Die gesellschaftliche Befreiung gelingt nur über die persönliche und damit über die sexuelle Befreiung. In einer Zeit, in der die Forderung nach Menschenrechten als «Identitätspolitik» kleingeredet wird, braucht es die positive Groteske, um sich Räume zurückzuerobern und zu zeigen, was auf dem Spiel steht. Nicht von ungefähr stehen dahinter nicht die weissen, männlichen Schockrocker von einst, sondern Frauen, queere Menschen und People of Color. Wenn Childish Gambino im Video zu seinem Song «This Is America» durch eine Kulisse aus Massenshootings tanzt und sich nur sekundenlang in eine Jim-Crow-Pose, die stereotype Darstellung des schwarzen Unterhaltungstänzers, wirft, dann liegt allein in diesem Moment mehr treffender Kommentar zur US-amerikanischen Waffen- und Rassenpolitik als in Marilyn Mansons gesammelten Werken.

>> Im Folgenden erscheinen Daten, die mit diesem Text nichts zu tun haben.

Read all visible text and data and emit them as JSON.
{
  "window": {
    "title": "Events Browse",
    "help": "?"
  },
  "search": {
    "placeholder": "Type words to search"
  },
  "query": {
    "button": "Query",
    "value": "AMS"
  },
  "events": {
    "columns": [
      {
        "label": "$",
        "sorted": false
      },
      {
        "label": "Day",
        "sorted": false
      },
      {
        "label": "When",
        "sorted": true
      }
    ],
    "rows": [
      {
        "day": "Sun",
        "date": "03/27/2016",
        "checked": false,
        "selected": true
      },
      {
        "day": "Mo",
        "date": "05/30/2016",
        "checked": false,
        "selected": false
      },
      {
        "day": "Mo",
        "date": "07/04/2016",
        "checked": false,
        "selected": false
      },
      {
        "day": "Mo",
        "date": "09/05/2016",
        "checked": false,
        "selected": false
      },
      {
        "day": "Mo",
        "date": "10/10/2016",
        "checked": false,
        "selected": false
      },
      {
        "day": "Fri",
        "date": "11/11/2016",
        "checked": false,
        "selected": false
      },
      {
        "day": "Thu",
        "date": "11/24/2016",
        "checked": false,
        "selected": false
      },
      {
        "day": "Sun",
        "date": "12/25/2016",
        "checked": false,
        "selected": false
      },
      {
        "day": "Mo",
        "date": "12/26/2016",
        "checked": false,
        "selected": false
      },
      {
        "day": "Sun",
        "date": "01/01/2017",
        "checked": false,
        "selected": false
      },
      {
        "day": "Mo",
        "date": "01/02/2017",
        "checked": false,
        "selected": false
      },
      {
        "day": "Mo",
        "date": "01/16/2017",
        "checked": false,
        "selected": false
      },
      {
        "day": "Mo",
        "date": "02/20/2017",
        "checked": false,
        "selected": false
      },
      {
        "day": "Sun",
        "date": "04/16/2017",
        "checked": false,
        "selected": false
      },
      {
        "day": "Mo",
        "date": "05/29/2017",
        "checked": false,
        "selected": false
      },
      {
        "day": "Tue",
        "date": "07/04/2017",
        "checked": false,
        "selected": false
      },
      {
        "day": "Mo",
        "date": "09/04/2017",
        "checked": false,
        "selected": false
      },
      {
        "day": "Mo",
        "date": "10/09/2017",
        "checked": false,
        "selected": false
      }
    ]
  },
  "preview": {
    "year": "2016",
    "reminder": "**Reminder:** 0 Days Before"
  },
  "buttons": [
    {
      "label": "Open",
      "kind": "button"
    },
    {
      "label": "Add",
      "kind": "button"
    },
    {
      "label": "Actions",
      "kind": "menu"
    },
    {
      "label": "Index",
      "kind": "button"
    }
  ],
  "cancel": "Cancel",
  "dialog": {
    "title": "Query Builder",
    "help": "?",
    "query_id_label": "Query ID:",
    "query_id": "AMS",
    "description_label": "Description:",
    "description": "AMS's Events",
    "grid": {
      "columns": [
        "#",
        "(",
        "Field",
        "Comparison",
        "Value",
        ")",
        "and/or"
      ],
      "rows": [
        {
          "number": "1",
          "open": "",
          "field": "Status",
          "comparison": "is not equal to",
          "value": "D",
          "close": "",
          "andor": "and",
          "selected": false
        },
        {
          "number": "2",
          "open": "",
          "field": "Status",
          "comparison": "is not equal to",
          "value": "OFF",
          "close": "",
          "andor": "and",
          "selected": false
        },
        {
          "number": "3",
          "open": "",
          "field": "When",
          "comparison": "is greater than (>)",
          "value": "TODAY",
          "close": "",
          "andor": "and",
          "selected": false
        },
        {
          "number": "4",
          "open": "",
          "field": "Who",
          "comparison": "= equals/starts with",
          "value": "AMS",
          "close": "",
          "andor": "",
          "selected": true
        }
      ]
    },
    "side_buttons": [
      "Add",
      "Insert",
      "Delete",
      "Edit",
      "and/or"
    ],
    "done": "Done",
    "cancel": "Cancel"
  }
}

Aber auch wenn sich die Zeiten und die Mittel geändert haben, seit Manson durch seine Zombiekontaktlinsen auf die Welt schaute, war die Hoffnung dahinter schon damals dieselbe, mit der sich jetzt der Pop die rosa Brille aufsetzt. Wer in den neunziger Jahren zu den Schockrockern fand, suchte auch damals keine politische Analyse, sondern ein Gefühl der Zugehörigkeit und das Versprechen, dass es jenseits von Kleinstädten, Highschools und christlich geprägten Gemeinden noch mehr geben könnte. Die allermeisten Menschen, die ein Exemplar von «Antichrist Superstar» oder «The Golden Age of Grotesque» besassen, wurden schliesslich keine Massenmörder, sondern reflektierte Erwachsene, die vielleicht sogar schon früher als andere gelernt hatten, wie es ist, sich über körperliche Regeln hinwegzusetzen. Oft kamen ihre Eltern gar nicht so weit, sich über Waffenschwenkereien und Satanstexte aufzuregen, weil sie schon viel zu sehr verstörte, was ihre Kinder sich optisch bei Manson abschauten: Da war ein Mann, der halb nackt und in Frauenunterwäsche posierte, sich das Gesicht anmalte und die Fingernägel lackierte – und seine Fans taten es ihm gleich, in der Hoffnung, sich damit in einer bizarren Welt selbst ein bisschen normaler zu fühlen. Ganz ähnlich wie die KünstlerInnen von heute also. Irgendwie schockt das noch immer.